Running Istio 1.6.5
Solution is:
ingress gw routes to service 1
service 1 orchestrates calls to services a b and c - collates responses into a single reply
service c calls 3rd party via egress gw
Third party has “issue” - we see http 503s returned at the egress gw / service c / service 1 / ingress gw
Third party api isn’t idempotent. Developers aware of this and have retry logic in the application.
Initially we had a problem with the 3rd party api call being re-tried by the istio proxy at a number of levels on account of the default retry policy receiving the HTTP 503.

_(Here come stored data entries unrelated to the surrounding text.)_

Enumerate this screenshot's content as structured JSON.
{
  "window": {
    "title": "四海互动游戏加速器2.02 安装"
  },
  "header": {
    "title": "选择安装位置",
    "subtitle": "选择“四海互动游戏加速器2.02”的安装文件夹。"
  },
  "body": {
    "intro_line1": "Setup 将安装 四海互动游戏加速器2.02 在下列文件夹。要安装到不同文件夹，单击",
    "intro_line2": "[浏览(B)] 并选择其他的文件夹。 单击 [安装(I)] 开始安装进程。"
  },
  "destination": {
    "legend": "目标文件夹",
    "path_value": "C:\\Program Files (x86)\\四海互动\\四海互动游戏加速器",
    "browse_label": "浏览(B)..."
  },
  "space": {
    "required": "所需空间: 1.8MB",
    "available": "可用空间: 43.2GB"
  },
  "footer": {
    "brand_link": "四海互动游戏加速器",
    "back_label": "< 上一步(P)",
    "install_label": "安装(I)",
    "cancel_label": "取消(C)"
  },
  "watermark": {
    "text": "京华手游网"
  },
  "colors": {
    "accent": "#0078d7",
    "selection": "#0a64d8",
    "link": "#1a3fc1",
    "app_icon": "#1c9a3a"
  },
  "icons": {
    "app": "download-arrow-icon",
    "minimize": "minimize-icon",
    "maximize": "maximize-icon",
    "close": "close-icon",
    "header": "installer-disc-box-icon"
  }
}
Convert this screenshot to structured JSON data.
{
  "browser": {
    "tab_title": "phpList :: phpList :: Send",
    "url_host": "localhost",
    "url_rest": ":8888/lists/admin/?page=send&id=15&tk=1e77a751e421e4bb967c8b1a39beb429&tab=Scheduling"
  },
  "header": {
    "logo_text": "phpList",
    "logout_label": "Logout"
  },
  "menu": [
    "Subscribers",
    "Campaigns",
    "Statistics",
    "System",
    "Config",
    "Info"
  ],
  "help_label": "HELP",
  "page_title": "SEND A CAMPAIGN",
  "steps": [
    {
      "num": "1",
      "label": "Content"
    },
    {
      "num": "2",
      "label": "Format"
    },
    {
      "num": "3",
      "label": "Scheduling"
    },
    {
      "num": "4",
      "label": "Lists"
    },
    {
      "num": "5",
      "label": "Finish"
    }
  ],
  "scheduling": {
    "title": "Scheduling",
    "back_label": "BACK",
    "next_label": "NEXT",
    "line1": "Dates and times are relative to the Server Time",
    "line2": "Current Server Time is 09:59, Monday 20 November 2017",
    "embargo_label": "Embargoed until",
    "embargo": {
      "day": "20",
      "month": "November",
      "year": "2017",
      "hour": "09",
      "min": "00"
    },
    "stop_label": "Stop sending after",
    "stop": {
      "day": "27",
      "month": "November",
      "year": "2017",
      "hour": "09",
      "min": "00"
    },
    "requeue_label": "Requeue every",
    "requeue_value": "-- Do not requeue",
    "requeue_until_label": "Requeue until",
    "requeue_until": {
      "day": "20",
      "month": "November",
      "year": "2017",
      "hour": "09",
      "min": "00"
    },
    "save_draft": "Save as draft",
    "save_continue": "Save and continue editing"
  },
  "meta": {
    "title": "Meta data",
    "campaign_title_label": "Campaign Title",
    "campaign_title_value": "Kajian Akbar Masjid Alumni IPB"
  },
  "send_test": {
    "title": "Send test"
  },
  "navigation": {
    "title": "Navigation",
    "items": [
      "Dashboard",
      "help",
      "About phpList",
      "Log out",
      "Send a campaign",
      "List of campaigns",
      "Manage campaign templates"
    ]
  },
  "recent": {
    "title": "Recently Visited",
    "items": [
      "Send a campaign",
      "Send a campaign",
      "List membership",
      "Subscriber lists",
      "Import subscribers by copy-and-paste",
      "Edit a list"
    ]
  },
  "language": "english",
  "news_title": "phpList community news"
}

In ALL our virtual services between ingress and egress we’ve applied a retry policy of 0 to stop the proxy from retrying.
This fixes our immediate problem - the error / retry is handled in the application.
The question is, is there a downside to removing all retries wholesale in the istio-proxy?
for ref - the default retry policy looks like this:
“retryPolicy”: {
“retryOn”: “connect-failure,refused-stream,unavailable,cancelled,retriable-status-codes”,
“numRetries”: 2,
“retryHostPredicate”: [
{
“name”: “envoy.retry_host_predicates.previous_hosts”
}
],
“hostSelectionRetryMaxAttempts”: “5”,
“retriableStatusCodes”: [
503
]